At the Masters last year he aggravated his back after bending down to give his daughter a kiss just before teeing off.
“Sometimes I wake up and I feel like I’m 50, sometimes I wake up and I feel like I’m 70 and sometimes I feel like I’m 18 again.”
The last time Day hit the headlines was when he pulled out of the Presidents Cup in December and he’s now managing his back in a variety of methods.
“I’m up early and it usually takes about 45 minutes to an hour to get myself ready. And after, I’m doing stuff after, so it’s kind of it’s more of a lifestyle now.”
The other also involves going to the gym and… blowing up balloons.

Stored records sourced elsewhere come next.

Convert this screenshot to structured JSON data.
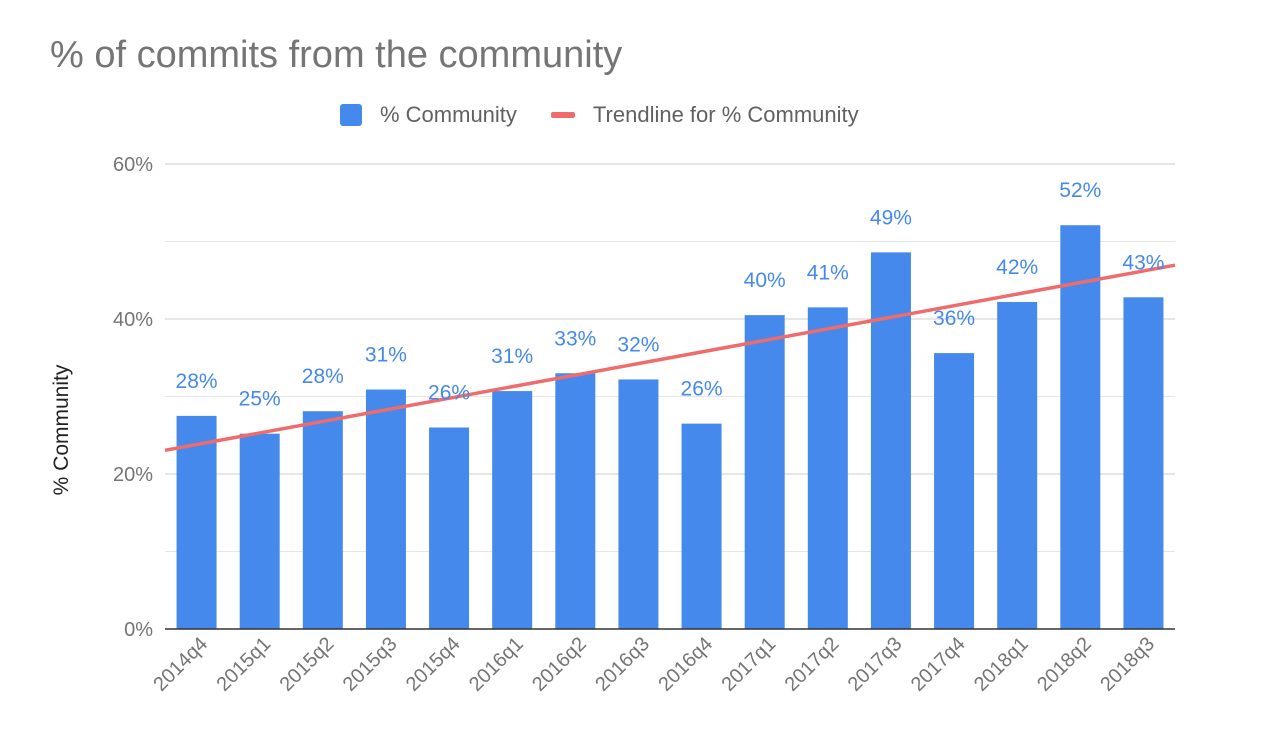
{
  "chart_data": {
    "type": "bar",
    "title": "% of commits from the community",
    "ylabel": "% Community",
    "xlabel": "",
    "ylim": [
      0,
      60
    ],
    "yticks": [
      "0%",
      "20%",
      "40%",
      "60%"
    ],
    "ytick_values": [
      0,
      20,
      40,
      60
    ],
    "grid": true,
    "legend_position": "top",
    "categories": [
      "2014q4",
      "2015q1",
      "2015q2",
      "2015q3",
      "2015q4",
      "2016q1",
      "2016q2",
      "2016q3",
      "2016q4",
      "2017q1",
      "2017q2",
      "2017q3",
      "2017q4",
      "2018q1",
      "2018q2",
      "2018q3"
    ],
    "series": [
      {
        "name": "% Community",
        "type": "bar",
        "color": "#4589ec",
        "values": [
          27.5,
          25.2,
          28.1,
          30.9,
          26.0,
          30.7,
          33.0,
          32.2,
          26.5,
          40.5,
          41.5,
          48.6,
          35.6,
          42.2,
          52.1,
          42.8
        ],
        "data_labels": [
          "28%",
          "25%",
          "28%",
          "31%",
          "26%",
          "31%",
          "33%",
          "32%",
          "26%",
          "40%",
          "41%",
          "49%",
          "36%",
          "42%",
          "52%",
          "43%"
        ]
      },
      {
        "name": "Trendline for % Community",
        "type": "trendline",
        "color": "#f06b6b",
        "start_value": 23.8,
        "end_value": 46.2
      }
    ]
  }
}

“You feel self-conscious because you’re in the gym blowing up balloons and no one else is blowing up balloons,” he explained. “So, long story short, I’m not a doctor, but this is kind of how we worked it out with my trainer Kevin Duffy. It’s called PRI.
“If I stood with my shirt off, my rib cage always faces right. So I’m trying, through balloons, blowing into them, I could do it without it, and I’m trying to hold a certain position and get my rib cage back into position. But it actually pressurises everything for you, because if you don’t hold that breath and exhale out, it honestly feels like you’re suffocating. That’s the feeling that I’m trying to get.”
The signs so far are promising. At Pebble Beach he wouldn’t normally play any practice rounds he but he managed 36 holes going into the tournament.
“All last year I would sit there and think I don’t know how much I can push myself through this,” he said. “I’m like, OK, if I can push it to 35 then that would be good.
“But those are the things that go along in your head and you think, maybe my time is just coming around the corner and I might have to rack the clubs. And that’s a really terrible way of seeing it because I am only 32.”